Something in my walk-in life is the fact that I never give up, no matter what life throws at me. It can seem like the roughest stuff sometimes, but I know that I got whatever is coming my way and I can fiercely fight it and be the person that I need to be and endure the challenges that are thrown my way.
Life isn’t meant to be easy. Being autistic and having mental health challenges doesn’t make it easy either. But I know that I must persevere and fight the challenges that cross my path. Bowing out of things that my brain maximizes, or thinks are the worst things that can happen in the world is not the end of the world. My brain wants to think that it is and that I must run away from it because it seems scary and difficult.
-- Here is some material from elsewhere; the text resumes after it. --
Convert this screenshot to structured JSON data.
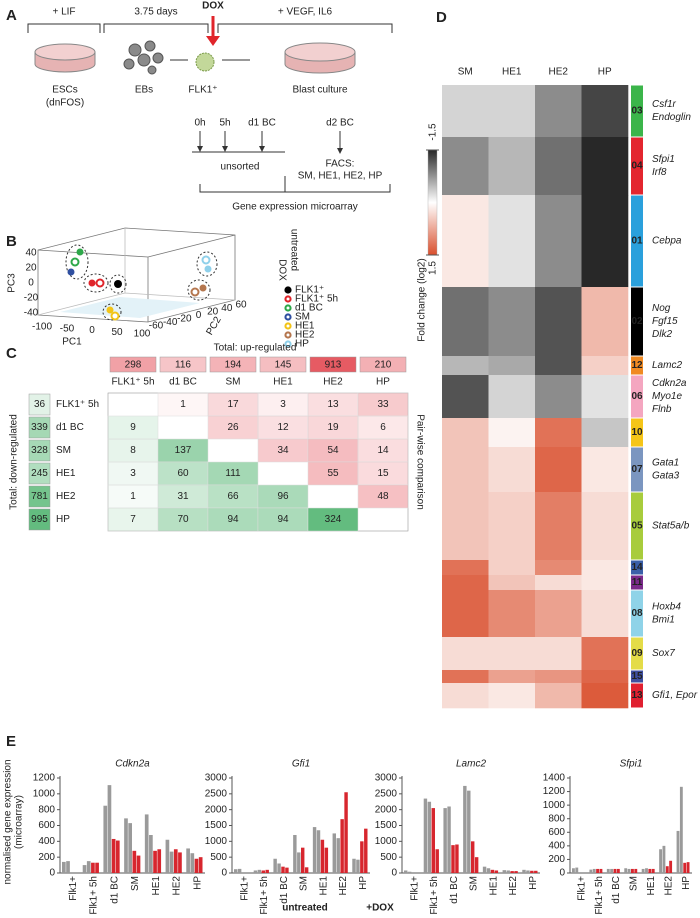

The reality is that in life that most of what I have begun to set my mind to has felt scary at the start where I just think it is the worst thing in the world like it isn’t meant to be in my life, but the reality is that sometimes it is meant to be and once I get comfortable with it, I slay it like a champ as if its second nature. Sometimes, it feels like it’s never something that I couldn’t imagine living without.
It can be hard to keep going at times when life seems to throw you the toughest stuff where the mind thinks that the only thing is to run away from it and stay where you think you are safe. There are times when life sets you up with challenges because it wants to test you for what the next step is in your life even if you cannot see it, it is part of your plan in your life and it shows that you got it.
I know that I can do anything that I set my mind to, even though at times I may not show it. It is like that changes or new things are so challenging that they become very uncomfortable for me to endure. In fact, my brain wants me to think as if I cannot do what it has intended for me, but I know that life hasn’t given me anything I can’t handle.
2023 has been quite the year where I have taken the bull too much by the horns and thought I could do things on my own, but it has taught me that there are times when you need to listen to the advice of others sometimes, including family that I have hid so long from my life because I never thought that they loved or understood me. Quite the opposite. Not only family, but there are so many out there that care about my well being and they know that they I can fight this upcoming challenge just as much as I any challenge that has been set forth in my life.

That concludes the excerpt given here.